Still not random. Also not “intelligence” at all.
That depends on your definition of “random”. They’re non-deterministic; the same inputs will produce multiple outputs, and I think that’s the point.
So, it depends whether you’re referring to most people’s definition of “random” or a mathematician’s, because they often differ. One characteristic of “true randomness” (as defined in mathematical terms) is that eventually, by accident, patterns emerge. When people inevitably notice these patterns, the system appears less random.
Systems that check ahead for such patterns and adjust outcomes to avoid them are called “pseudo-random”. Even though the outcomes are carefully calculated, they’re perceived as being more random because they lack patterns.
Notable examples I can think of off the top of my head are Diablo 3 and the official Risk mobile app.
In Diablo 3, the drop tables started off using a truly random number generator. Some players noticed long stretches of no legendary drops, other players saw multiple legendaries in a row. People complained the drops were “rigged”, so Blizzard altered the algorithm to be pseudo-random and players stopped ccomplaining. Now, if a certain amount of time goes by and you haven’t had a legendary drop, you’re guaranteed one. Once a legendary drops, you’re guaranteed NOT to have one for a certain amount of time.
With Risk, same story with the dice rolling algorithm; players abjectly refused to accept the outcomes were random, despite the devs adding functionality to count your dice rolls and every players’ showed a perfectly uniform distribution.
A mathematician would agree that an LLM isn’t random because the next node in the chain is determined by the current nodes. But, since the algorithm won’t generate the same output every time it’s provided identical input (like a calculator), that satisfies most people’s definition of the word “random”.
Bold claim considering there is no agreed upon definition on what we even mean by the term intelligence.
- The ability to acquire, understand, and use knowledge.
- the ability to learn or understand or to deal with new or trying situations
- the ability to apply knowledge to manipulate one’s environment or to think abstractly as measured by objective criteria (such as tests)
- the act of understanding
- the ability to learn, understand, and make judgments or have opinions that are based on reason
- It can be described as the ability to perceive or infer information; and to retain it as knowledge to be applied to adaptive behaviors within an environment or context.
Guess what else heavily relies on pattern recognition and probabilities? Humans.

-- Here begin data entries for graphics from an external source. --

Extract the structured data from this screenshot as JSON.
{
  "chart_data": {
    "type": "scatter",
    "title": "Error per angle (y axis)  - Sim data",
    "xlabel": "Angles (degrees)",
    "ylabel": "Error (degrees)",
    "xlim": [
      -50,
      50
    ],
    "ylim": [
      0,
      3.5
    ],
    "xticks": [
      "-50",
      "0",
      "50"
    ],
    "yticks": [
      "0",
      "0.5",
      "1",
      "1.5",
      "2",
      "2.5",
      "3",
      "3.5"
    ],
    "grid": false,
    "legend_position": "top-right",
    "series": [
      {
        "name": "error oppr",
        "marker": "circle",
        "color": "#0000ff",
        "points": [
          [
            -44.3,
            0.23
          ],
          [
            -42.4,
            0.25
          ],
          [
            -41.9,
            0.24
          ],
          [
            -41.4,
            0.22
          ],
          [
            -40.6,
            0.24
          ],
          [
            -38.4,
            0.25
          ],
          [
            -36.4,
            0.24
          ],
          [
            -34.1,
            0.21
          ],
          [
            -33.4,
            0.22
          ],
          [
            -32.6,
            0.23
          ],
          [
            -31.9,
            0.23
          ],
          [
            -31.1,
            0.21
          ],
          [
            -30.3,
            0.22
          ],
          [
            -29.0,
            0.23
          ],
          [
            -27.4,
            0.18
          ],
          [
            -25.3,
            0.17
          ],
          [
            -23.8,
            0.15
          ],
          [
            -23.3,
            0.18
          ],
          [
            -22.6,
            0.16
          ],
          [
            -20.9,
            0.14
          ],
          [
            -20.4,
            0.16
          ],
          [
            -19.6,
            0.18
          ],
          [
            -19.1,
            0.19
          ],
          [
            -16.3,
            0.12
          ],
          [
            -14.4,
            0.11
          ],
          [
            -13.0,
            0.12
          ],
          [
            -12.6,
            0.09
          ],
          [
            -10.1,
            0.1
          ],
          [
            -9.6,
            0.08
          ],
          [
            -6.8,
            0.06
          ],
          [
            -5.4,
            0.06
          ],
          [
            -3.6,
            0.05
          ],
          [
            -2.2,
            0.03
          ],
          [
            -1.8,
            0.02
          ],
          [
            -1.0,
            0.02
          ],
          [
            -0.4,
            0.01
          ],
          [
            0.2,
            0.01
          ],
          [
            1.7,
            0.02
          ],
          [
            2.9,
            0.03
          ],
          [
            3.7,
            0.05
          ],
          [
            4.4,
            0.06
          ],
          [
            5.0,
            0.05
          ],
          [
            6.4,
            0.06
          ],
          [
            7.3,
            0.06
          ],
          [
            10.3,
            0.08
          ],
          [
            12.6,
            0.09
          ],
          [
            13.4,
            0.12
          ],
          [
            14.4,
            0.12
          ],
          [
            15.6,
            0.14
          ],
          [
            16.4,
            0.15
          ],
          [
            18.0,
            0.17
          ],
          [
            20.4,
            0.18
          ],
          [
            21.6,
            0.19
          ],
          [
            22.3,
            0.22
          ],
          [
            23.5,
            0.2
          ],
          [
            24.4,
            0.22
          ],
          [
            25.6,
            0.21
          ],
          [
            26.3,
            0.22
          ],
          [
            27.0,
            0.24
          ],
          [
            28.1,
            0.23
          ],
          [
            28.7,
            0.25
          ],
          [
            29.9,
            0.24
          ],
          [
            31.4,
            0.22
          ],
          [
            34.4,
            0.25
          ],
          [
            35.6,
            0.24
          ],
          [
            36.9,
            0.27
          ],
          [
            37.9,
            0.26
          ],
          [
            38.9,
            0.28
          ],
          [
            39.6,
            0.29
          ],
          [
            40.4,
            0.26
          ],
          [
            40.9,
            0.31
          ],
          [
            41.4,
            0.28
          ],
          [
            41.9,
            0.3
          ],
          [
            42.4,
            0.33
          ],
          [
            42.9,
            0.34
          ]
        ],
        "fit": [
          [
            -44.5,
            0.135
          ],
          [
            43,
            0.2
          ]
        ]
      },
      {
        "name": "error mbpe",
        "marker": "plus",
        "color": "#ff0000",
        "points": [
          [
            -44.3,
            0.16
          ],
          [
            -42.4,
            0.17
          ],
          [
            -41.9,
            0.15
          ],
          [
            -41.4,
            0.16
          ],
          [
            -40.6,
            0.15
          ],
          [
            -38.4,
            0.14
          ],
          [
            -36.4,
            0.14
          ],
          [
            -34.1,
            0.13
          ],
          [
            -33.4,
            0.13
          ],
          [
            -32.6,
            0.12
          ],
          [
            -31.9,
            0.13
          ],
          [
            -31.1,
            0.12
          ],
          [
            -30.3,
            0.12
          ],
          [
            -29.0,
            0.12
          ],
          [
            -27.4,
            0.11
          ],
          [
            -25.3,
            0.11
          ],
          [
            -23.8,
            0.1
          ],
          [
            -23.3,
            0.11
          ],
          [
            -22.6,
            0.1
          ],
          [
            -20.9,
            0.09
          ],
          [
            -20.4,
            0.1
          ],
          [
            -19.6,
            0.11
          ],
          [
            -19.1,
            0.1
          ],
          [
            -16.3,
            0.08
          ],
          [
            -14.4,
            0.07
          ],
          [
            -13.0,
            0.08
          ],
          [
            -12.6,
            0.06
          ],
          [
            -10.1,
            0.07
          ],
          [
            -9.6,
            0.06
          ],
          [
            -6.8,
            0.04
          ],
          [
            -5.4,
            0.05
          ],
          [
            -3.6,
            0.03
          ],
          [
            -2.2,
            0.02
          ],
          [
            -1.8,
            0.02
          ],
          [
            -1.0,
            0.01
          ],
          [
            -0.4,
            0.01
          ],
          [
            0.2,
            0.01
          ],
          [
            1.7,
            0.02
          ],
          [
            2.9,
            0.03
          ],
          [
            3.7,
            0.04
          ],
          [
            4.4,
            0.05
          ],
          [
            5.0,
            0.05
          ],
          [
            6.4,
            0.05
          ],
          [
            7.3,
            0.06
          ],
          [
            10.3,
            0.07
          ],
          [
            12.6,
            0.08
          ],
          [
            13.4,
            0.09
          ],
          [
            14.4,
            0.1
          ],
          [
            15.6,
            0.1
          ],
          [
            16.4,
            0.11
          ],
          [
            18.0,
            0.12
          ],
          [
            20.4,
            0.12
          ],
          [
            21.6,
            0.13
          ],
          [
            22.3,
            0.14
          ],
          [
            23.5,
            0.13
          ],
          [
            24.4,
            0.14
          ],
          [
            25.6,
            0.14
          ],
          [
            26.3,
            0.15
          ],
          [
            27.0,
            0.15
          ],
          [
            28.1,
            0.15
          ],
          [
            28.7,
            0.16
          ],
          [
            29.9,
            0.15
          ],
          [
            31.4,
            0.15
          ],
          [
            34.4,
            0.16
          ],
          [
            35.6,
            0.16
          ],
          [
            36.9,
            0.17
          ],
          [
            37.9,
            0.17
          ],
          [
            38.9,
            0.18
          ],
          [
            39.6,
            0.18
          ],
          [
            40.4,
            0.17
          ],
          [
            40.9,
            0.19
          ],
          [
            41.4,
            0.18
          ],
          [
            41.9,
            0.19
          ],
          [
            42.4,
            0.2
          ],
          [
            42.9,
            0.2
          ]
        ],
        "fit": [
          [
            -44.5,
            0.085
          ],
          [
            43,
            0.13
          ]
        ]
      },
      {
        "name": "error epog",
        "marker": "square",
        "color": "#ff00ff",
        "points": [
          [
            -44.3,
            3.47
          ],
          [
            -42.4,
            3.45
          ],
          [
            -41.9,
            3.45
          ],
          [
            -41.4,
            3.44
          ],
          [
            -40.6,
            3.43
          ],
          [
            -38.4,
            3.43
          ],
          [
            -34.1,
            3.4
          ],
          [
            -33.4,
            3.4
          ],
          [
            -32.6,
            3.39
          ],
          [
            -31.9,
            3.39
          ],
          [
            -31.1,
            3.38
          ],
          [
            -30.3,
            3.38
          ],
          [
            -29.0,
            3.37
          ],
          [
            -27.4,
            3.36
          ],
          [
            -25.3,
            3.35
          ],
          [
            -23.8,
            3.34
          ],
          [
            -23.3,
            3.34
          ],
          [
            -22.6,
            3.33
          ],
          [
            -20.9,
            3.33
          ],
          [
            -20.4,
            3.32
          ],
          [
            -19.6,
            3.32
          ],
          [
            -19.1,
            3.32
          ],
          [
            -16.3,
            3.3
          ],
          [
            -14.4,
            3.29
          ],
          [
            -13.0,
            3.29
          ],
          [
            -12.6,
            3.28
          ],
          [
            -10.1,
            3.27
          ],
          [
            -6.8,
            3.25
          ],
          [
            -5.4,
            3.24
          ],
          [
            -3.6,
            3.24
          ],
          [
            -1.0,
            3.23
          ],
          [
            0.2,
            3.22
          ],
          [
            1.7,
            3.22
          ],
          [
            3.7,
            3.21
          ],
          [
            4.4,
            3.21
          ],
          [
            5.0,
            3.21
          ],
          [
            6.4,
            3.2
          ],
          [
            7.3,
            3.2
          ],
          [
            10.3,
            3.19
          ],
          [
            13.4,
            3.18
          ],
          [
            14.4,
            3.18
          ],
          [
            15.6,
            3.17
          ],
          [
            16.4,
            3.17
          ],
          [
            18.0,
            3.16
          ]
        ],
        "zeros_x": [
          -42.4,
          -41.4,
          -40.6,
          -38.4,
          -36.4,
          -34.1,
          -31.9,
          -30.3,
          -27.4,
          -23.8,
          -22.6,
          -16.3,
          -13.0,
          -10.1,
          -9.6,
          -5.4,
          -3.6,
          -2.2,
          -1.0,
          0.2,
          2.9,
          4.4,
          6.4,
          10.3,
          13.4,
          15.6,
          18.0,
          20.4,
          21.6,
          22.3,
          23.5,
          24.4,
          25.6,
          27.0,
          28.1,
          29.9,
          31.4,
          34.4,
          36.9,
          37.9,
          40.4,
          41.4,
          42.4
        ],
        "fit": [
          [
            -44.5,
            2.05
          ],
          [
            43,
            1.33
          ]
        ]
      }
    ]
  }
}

Except most of us suck at it. Very few of us are really good at it.
But it’s true, AI models make the same stupid mistakes humans do, are are convinced those mistakes are truth and reality… and are unable to error correct when corrected or given new information
Several answers touch on this already. “Intelligence” is a very flattering “magic” feeling that doesn’t really explain what is happening with LLMs.
Probablistic/Statistical weights are heavily involved here. But it feels “intelligent” because of a combination with ever-expanding processing/computational speed and power that can be thrown at the prompts. Things that were previously limited to on-site super computers can now be accessed via the internets/online services.
It’s worth noting also that dynamic “seeding”, such as via on-demand searches can contribute to better/worse context resolution.
AI is the common speak for large language model querying (with all the above, plus other details), in mind. So, Probablistic Inferencing (at) Super Speed (i.e. “PISS”) seems about right to me!